# New Boiler Install 2 Buderus 162/80



## czplumbing (Nov 24, 2014)

Took a little time but man these two units run great. Keep in mind room is approx. 7' x 12'


----------



## 5onthefloor (Sep 13, 2017)

Damn that is some gorgeous copper work

Sent from my SM-G930V using Tapatalk


----------



## Tommy plumber (Feb 19, 2010)

If that job was in E. Hampton, the final bill must have been up there......nice looking copper sir.


----------



## dhal22 (Jul 30, 2010)

Outstanding!


----------



## dhal22 (Jul 30, 2010)

Disassemble, flux and reassemble? Doesn't look soldered. And do you consider a t-drill?


----------



## rwh (Dec 17, 2014)

dhal22 said:


> Disassemble, flux and reassemble? Doesn't look soldered. And do you consider a t-drill?
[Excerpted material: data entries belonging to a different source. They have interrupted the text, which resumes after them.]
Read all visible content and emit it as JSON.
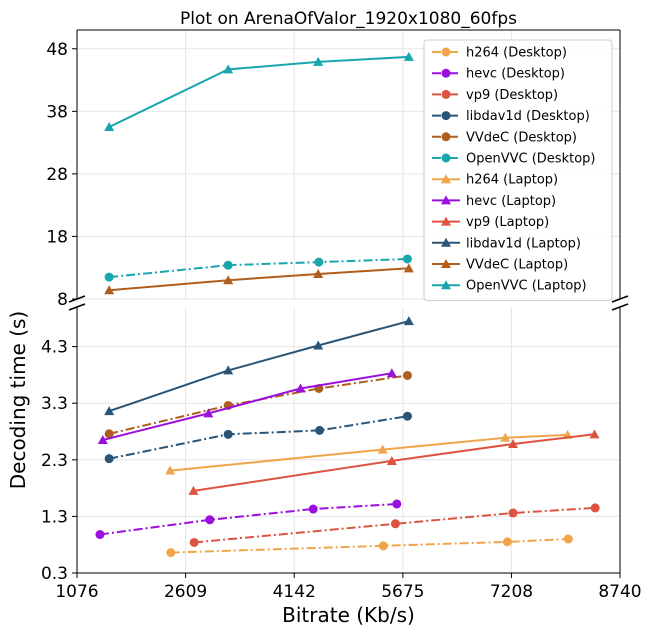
{
  "chart_data": {
    "type": "line",
    "title": "Plot on ArenaOfValor_1920x1080_60fps",
    "xlabel": "Bitrate (Kb/s)",
    "ylabel": "Decoding time (s)",
    "broken_y_axis": true,
    "grid": true,
    "legend_position": "top-right",
    "x_ticks": [
      1076,
      2609,
      4142,
      5675,
      7208,
      8740
    ],
    "xlim": [
      1076,
      8740
    ],
    "upper_panel": {
      "ylim": [
        8,
        51
      ],
      "y_ticks": [
        8,
        18,
        28,
        38,
        48
      ]
    },
    "lower_panel": {
      "ylim": [
        0.3,
        5.0
      ],
      "y_ticks": [
        0.3,
        1.3,
        2.3,
        3.3,
        4.3
      ]
    },
    "series": [
      {
        "name": "h264 (Desktop)",
        "color": "#f0a54b",
        "marker": "circle",
        "linestyle": "dashdot",
        "panel": "lower",
        "x": [
          2400,
          5400,
          7150,
          8010
        ],
        "y": [
          0.66,
          0.78,
          0.85,
          0.9
        ]
      },
      {
        "name": "hevc (Desktop)",
        "color": "#9b0fde",
        "marker": "circle",
        "linestyle": "dashdot",
        "panel": "lower",
        "x": [
          1400,
          2950,
          4410,
          5590
        ],
        "y": [
          0.98,
          1.24,
          1.43,
          1.52
        ]
      },
      {
        "name": "vp9 (Desktop)",
        "color": "#dd5340",
        "marker": "circle",
        "linestyle": "dashdot",
        "panel": "lower",
        "x": [
          2730,
          5570,
          7230,
          8390
        ],
        "y": [
          0.84,
          1.17,
          1.36,
          1.45
        ]
      },
      {
        "name": "libdav1d (Desktop)",
        "color": "#2a5577",
        "marker": "circle",
        "linestyle": "dashdot",
        "panel": "lower",
        "x": [
          1530,
          3210,
          4500,
          5740
        ],
        "y": [
          2.32,
          2.75,
          2.82,
          3.07
        ]
      },
      {
        "name": "VVdeC (Desktop)",
        "color": "#b05e1d",
        "marker": "circle",
        "linestyle": "dashdot",
        "panel": "lower",
        "x": [
          1530,
          3210,
          4490,
          5740
        ],
        "y": [
          2.76,
          3.26,
          3.56,
          3.79
        ]
      },
      {
        "name": "OpenVVC (Desktop)",
        "color": "#18a6ae",
        "marker": "circle",
        "linestyle": "dashdot",
        "panel": "upper",
        "x": [
          1530,
          3210,
          4490,
          5740
        ],
        "y": [
          11.5,
          13.4,
          13.9,
          14.4
        ]
      },
      {
        "name": "h264 (Laptop)",
        "color": "#f0a54b",
        "marker": "triangle",
        "linestyle": "solid",
        "panel": "lower",
        "x": [
          2390,
          5390,
          7120,
          8000
        ],
        "y": [
          2.11,
          2.48,
          2.69,
          2.74
        ]
      },
      {
        "name": "hevc (Laptop)",
        "color": "#9b0fde",
        "marker": "triangle",
        "linestyle": "solid",
        "panel": "lower",
        "x": [
          1440,
          2930,
          4230,
          5520
        ],
        "y": [
          2.65,
          3.12,
          3.56,
          3.83
        ]
      },
      {
        "name": "vp9 (Laptop)",
        "color": "#dd5340",
        "marker": "triangle",
        "linestyle": "solid",
        "panel": "lower",
        "x": [
          2720,
          5520,
          7230,
          8380
        ],
        "y": [
          1.75,
          2.28,
          2.58,
          2.75
        ]
      },
      {
        "name": "libdav1d (Laptop)",
        "color": "#2a5577",
        "marker": "triangle",
        "linestyle": "solid",
        "panel": "lower",
        "x": [
          1530,
          3210,
          4480,
          5760
        ],
        "y": [
          3.16,
          3.88,
          4.32,
          4.75
        ]
      },
      {
        "name": "VVdeC (Laptop)",
        "color": "#b05e1d",
        "marker": "triangle",
        "linestyle": "solid",
        "panel": "upper",
        "x": [
          1530,
          3210,
          4480,
          5760
        ],
        "y": [
          9.4,
          11.0,
          12.0,
          12.9
        ]
      },
      {
        "name": "OpenVVC (Laptop)",
        "color": "#18a6ae",
        "marker": "triangle",
        "linestyle": "solid",
        "panel": "upper",
        "x": [
          1530,
          3210,
          4480,
          5760
        ],
        "y": [
          35.5,
          44.7,
          45.9,
          46.7
        ]
      }
    ]
  }
}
It's all sweat up. Looks good. If you can't tell that's soldered, you probably shouldn't be brazing in "pulled" or "tapped" tees


----------



## rwh (Dec 17, 2014)

czplumbing said:


> Took a little time but man these two units run great. Keep in mind room is approx. 7' x 12'


Nice workmanship! Waiting for a pro press guy to chime in.


----------



## dhal22 (Jul 30, 2010)

rwh said:


> It's all sweat up. Looks good. If you can't tell that's soldered, you probably shouldn't be brazing in "pulled" or "tapped" tees


I said (meant to anyway) has the lower section been soldered yet?, I'm looking at it on a tablet. And in 32 years of plumbing I have soldered/brazed millions of joints.


----------



## rwh (Dec 17, 2014)

dhal22 said:


> rwh said:
> 
> 
> > It's all sweat up. Looks good. If you can't tell that's soldered, you probably shouldn't be brazing in "pulled" or "tapped" tees
> ...


Sorry, just being a d!ck.


----------



## dhal22 (Jul 30, 2010)

rwh said:


> Sorry, just being a d!ck.


No problem.


----------



## rwh (Dec 17, 2014)

Merry Christmas!


----------



## czplumbing (Nov 24, 2014)

dhal22 said:


> I said (meant to anyway) has the lower section been soldered yet?, I'm looking at it on a tablet. And in 32 years of plumbing I have soldered/brazed millions of joints.



every thing was soldered in the pictures


----------



## Bendite (Jan 5, 2016)

Awsome...I wish I could do those kinds of projects every day. Looks very nice. BTW where was this at. What area are you from. 
Seriously I wish I had more jobs like this and a guy like you working with me.


----------